Ok, for the moment I'm just trying to separate the calculation of the orbital values on the grid from the products as you proposed. Afterwards I will worry about optimization. I think I mostly understand everything, but I have some doubts:
- These lines don't have any effect, do they? https://github.com/zerothi/sisl/blob/7b043eddbe93f5b12138fb53fe8f48c4a484049c/sisl/physics/densitymatrix.py#L417-L423
- Here, when you calculate the indices of the grid that are within the maximum radius of the atom:
https://github.com/zerothi/sisl/blob/7b043eddbe93f5b12138fb53fe8f48c4a484049c/sisl/physics/densitymatrix.py#L640-L660
Why do you move points from outside the grid to the borders of the grid? Why not just delete/filter them? I am confused because the way you increase the supercell by
maxR
on all directions, you can select some atoms whose influence does not actually reach the grid (atoms can be as far assqrt(maxR**2 + maxR**2 + maxR**2)
to the closest grid point). Then all indices are outside the grid and you end up with a border point being selected, which does not actually make sense.
- No they don't.
- I tested quite a bit of how to do this, and this seemed like the fasted way
I have tried many things in this routine to see how Python could be as fast as possible, it wasn't easy. For 1, I can't recall why, probably there was something I thought about, but I can't remember. As for 2, the problem is that you want to remove the points, and doing:
idx = idx[idx[:, 0] >= 0, 0]
...
proved much slower (depending on the grid-sampling).
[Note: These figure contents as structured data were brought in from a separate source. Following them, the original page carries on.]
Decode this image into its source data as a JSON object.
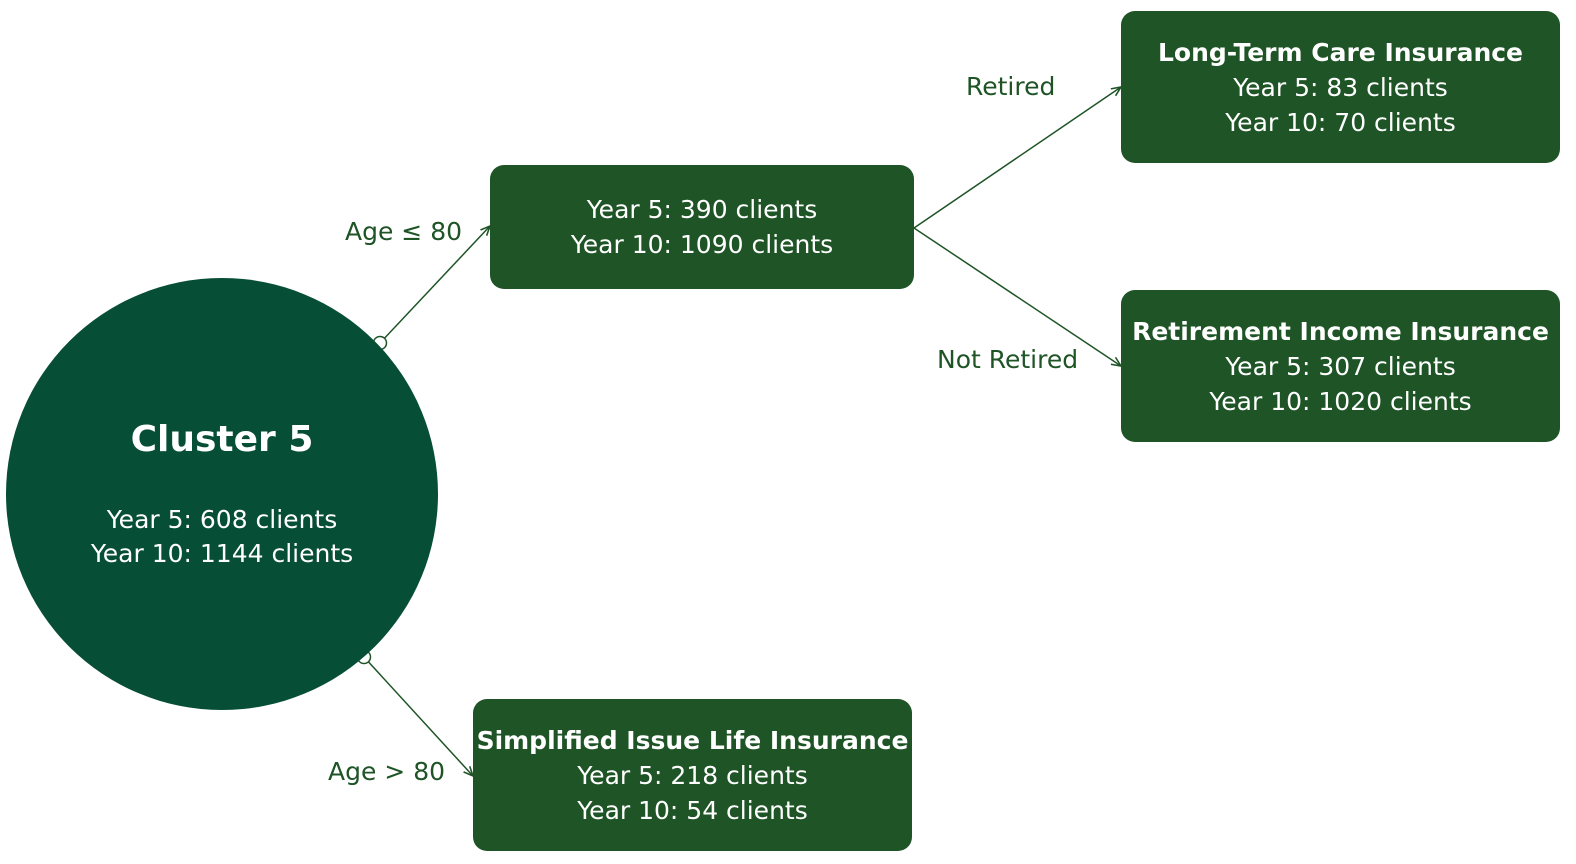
{
  "colors": {
    "root_fill": "#074e36",
    "node_fill": "#1e5426",
    "text_on_fill": "#ffffff",
    "edge_line": "#1e5426",
    "edge_label": "#1e5426"
  },
  "root": {
    "title": "Cluster 5",
    "year5": "Year 5: 608 clients",
    "year10": "Year 10: 1144 clients"
  },
  "nodes": {
    "age_le_80": {
      "year5": "Year 5: 390 clients",
      "year10": "Year 10: 1090 clients"
    },
    "long_term_care": {
      "title": "Long-Term Care Insurance",
      "year5": "Year 5: 83 clients",
      "year10": "Year 10: 70 clients"
    },
    "retirement_income": {
      "title": "Retirement Income Insurance",
      "year5": "Year 5: 307 clients",
      "year10": "Year 10: 1020 clients"
    },
    "simplified_issue": {
      "title": "Simplified Issue Life Insurance",
      "year5": "Year 5: 218 clients",
      "year10": "Year 10: 54 clients"
    }
  },
  "edges": {
    "age_le_80": "Age ≤ 80",
    "age_gt_80": "Age > 80",
    "retired": "Retired",
    "not_retired": "Not Retired"
  }
}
I can't recall if I tried:
filter = np.logical_and(0 <= idx[:, 0], idx[:, 0] < shape[0])
filter = np.logical_and(filter, 0 <= idx[:, 1])
...
but you are welcome to try out and see if it is faster, proper tests are really required since the complexity makes it hard to know which calculation is the most optimal.
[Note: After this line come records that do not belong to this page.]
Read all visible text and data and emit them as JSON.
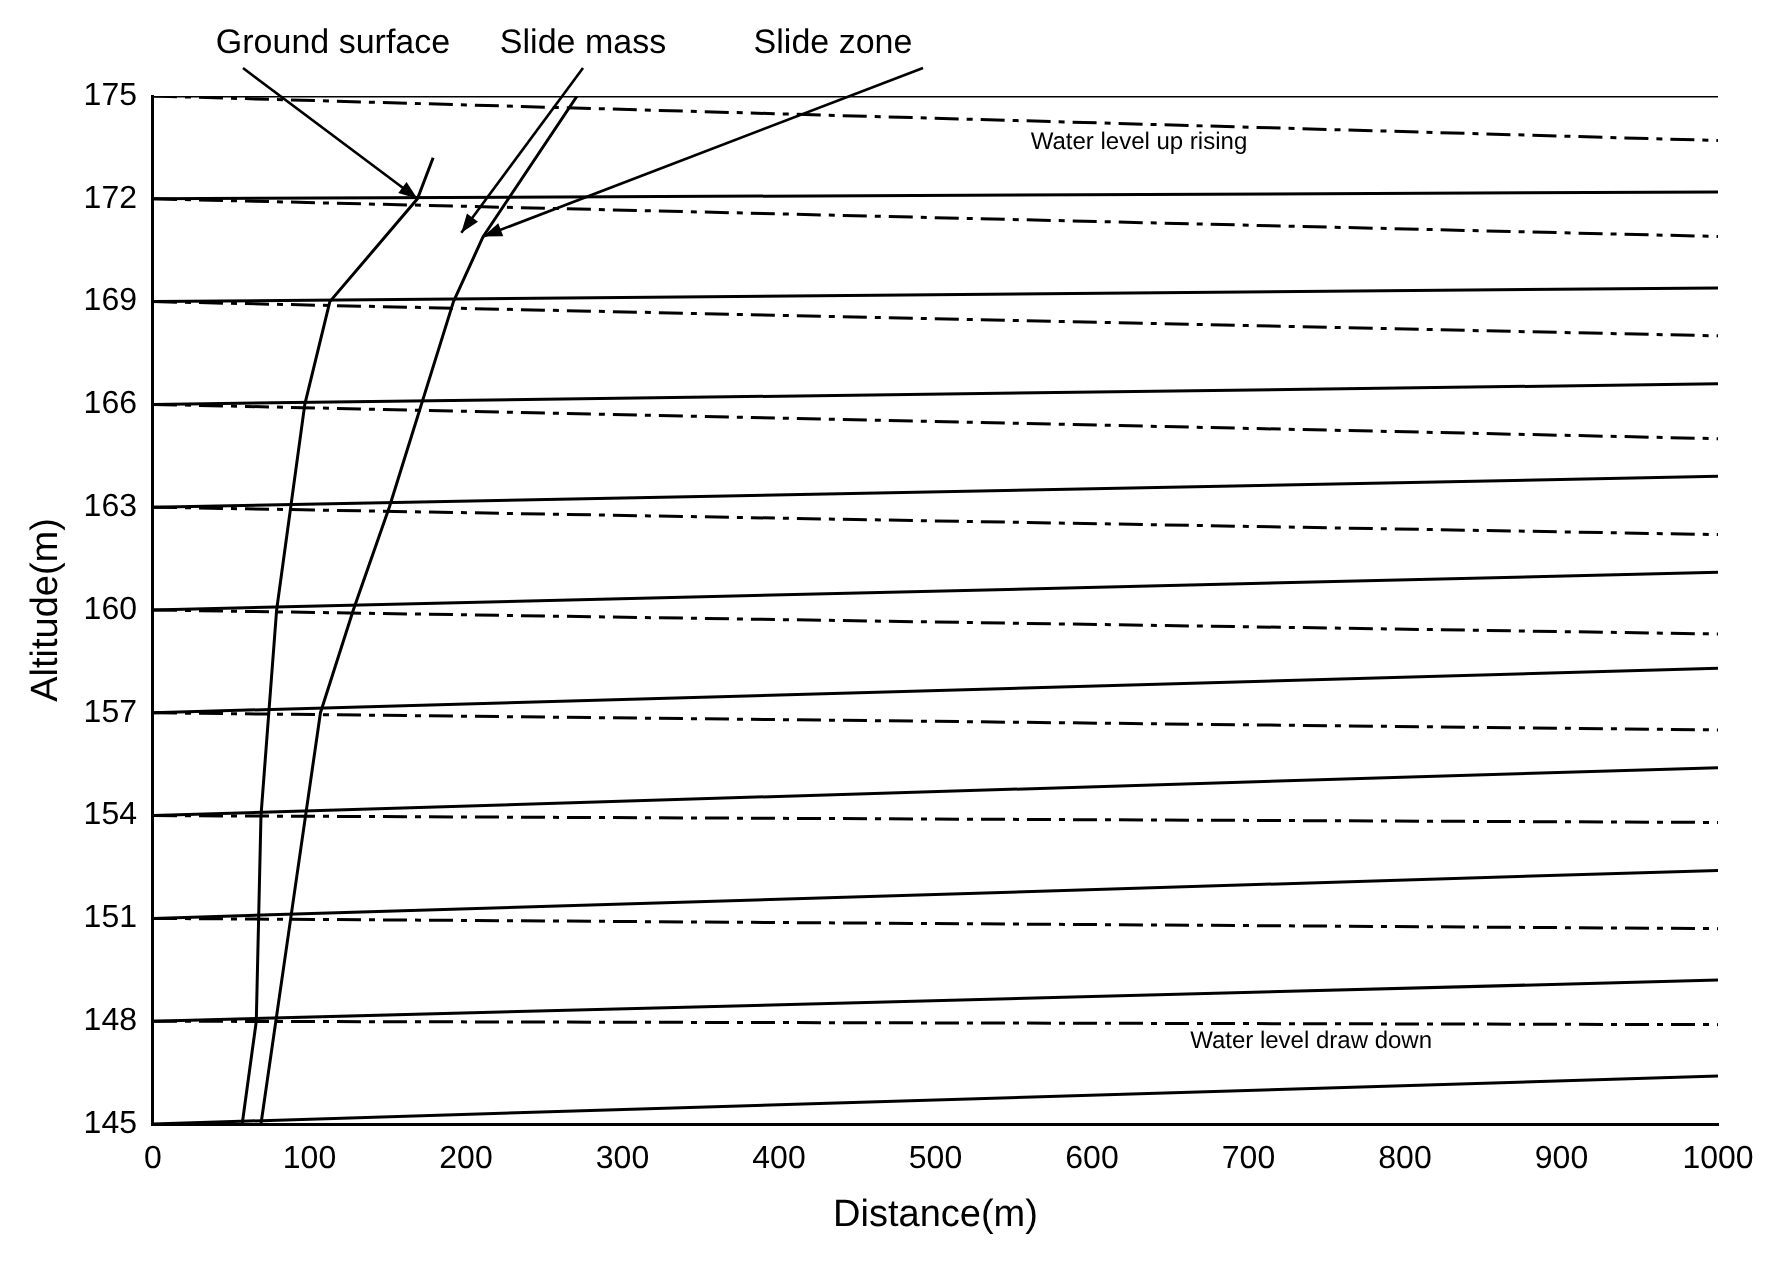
{
  "chart_data": {
    "type": "line",
    "xlabel": "Distance(m)",
    "ylabel": "Altitude(m)",
    "xlim": [
      0,
      1000
    ],
    "ylim": [
      145,
      175
    ],
    "xticks": [
      0,
      100,
      200,
      300,
      400,
      500,
      600,
      700,
      800,
      900,
      1000
    ],
    "yticks": [
      145,
      148,
      151,
      154,
      157,
      160,
      163,
      166,
      169,
      172,
      175
    ],
    "grid": false,
    "legend": false,
    "marker": "none",
    "series": [
      {
        "color": "#000000",
        "line_style": "solid",
        "x": [
          57,
          66,
          69,
          79,
          97,
          113,
          169,
          179
        ],
        "values": [
          145,
          148,
          154,
          160,
          166,
          169,
          172,
          173.2
        ]
      },
      {
        "color": "#000000",
        "line_style": "solid",
        "x": [
          69,
          88,
          107,
          128,
          151,
          192,
          211,
          271
        ],
        "values": [
          145,
          151,
          157,
          160,
          163,
          169,
          170.9,
          175
        ]
      },
      {
        "color": "#000000",
        "line_style": "solid",
        "x": [
          0,
          1000
        ],
        "values": [
          175,
          175
        ]
      },
      {
        "color": "#000000",
        "line_style": "solid",
        "x": [
          0,
          1000
        ],
        "values": [
          172,
          172.2
        ]
      },
      {
        "color": "#000000",
        "line_style": "solid",
        "x": [
          0,
          1000
        ],
        "values": [
          169,
          169.4
        ]
      },
      {
        "color": "#000000",
        "line_style": "solid",
        "x": [
          0,
          1000
        ],
        "values": [
          166,
          166.6
        ]
      },
      {
        "color": "#000000",
        "line_style": "solid",
        "x": [
          0,
          1000
        ],
        "values": [
          163,
          163.9
        ]
      },
      {
        "color": "#000000",
        "line_style": "solid",
        "x": [
          0,
          1000
        ],
        "values": [
          160,
          161.1
        ]
      },
      {
        "color": "#000000",
        "line_style": "solid",
        "x": [
          0,
          1000
        ],
        "values": [
          157,
          158.3
        ]
      },
      {
        "color": "#000000",
        "line_style": "solid",
        "x": [
          0,
          1000
        ],
        "values": [
          154,
          155.4
        ]
      },
      {
        "color": "#000000",
        "line_style": "solid",
        "x": [
          0,
          1000
        ],
        "values": [
          151,
          152.4
        ]
      },
      {
        "color": "#000000",
        "line_style": "solid",
        "x": [
          0,
          1000
        ],
        "values": [
          148,
          149.2
        ]
      },
      {
        "color": "#000000",
        "line_style": "solid",
        "x": [
          0,
          1000
        ],
        "values": [
          145,
          146.4
        ]
      },
      {
        "color": "#000000",
        "line_style": "dashed",
        "x": [
          0,
          1000
        ],
        "values": [
          175,
          173.7
        ]
      },
      {
        "color": "#000000",
        "line_style": "dashed",
        "x": [
          0,
          1000
        ],
        "values": [
          172,
          170.9
        ]
      },
      {
        "color": "#000000",
        "line_style": "dashed",
        "x": [
          0,
          1000
        ],
        "values": [
          169,
          168
        ]
      },
      {
        "color": "#000000",
        "line_style": "dashed",
        "x": [
          0,
          1000
        ],
        "values": [
          166,
          165
        ]
      },
      {
        "color": "#000000",
        "line_style": "dashed",
        "x": [
          0,
          1000
        ],
        "values": [
          163,
          162.2
        ]
      },
      {
        "color": "#000000",
        "line_style": "dashed",
        "x": [
          0,
          1000
        ],
        "values": [
          160,
          159.3
        ]
      },
      {
        "color": "#000000",
        "line_style": "dashed",
        "x": [
          0,
          1000
        ],
        "values": [
          157,
          156.5
        ]
      },
      {
        "color": "#000000",
        "line_style": "dashed",
        "x": [
          0,
          1000
        ],
        "values": [
          154,
          153.8
        ]
      },
      {
        "color": "#000000",
        "line_style": "dashed",
        "x": [
          0,
          1000
        ],
        "values": [
          151,
          150.7
        ]
      },
      {
        "color": "#000000",
        "line_style": "dashed",
        "x": [
          0,
          1000
        ],
        "values": [
          148,
          147.9
        ]
      }
    ],
    "annotations": [
      {
        "text": "Ground surface",
        "x": 169,
        "y": 172
      },
      "Slide mass",
      {
        "text": "Slide zone",
        "x": 211,
        "y": 170.9
      },
      "Water level up rising",
      "Water level draw down"
    ]
  }
}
As for having a failed point. It should only amount to a single point that if is in, should be so far off that the values are 0 anyways. But, I get your drift, it really shouldn't be there. It was a performance wise work-around.
I have already a first working implementation of precalculating orbital values in python + computing the product with cython. In terms of computation time, the implementation seems to be between 1 and 2 orders of magnitude faster than the current one. However not all the gain comes from the different approach and cython, I have found some parts of the current code that are slowing the current implementation unnecessarily (I think). I will submit the PR and discuss what I have found later today.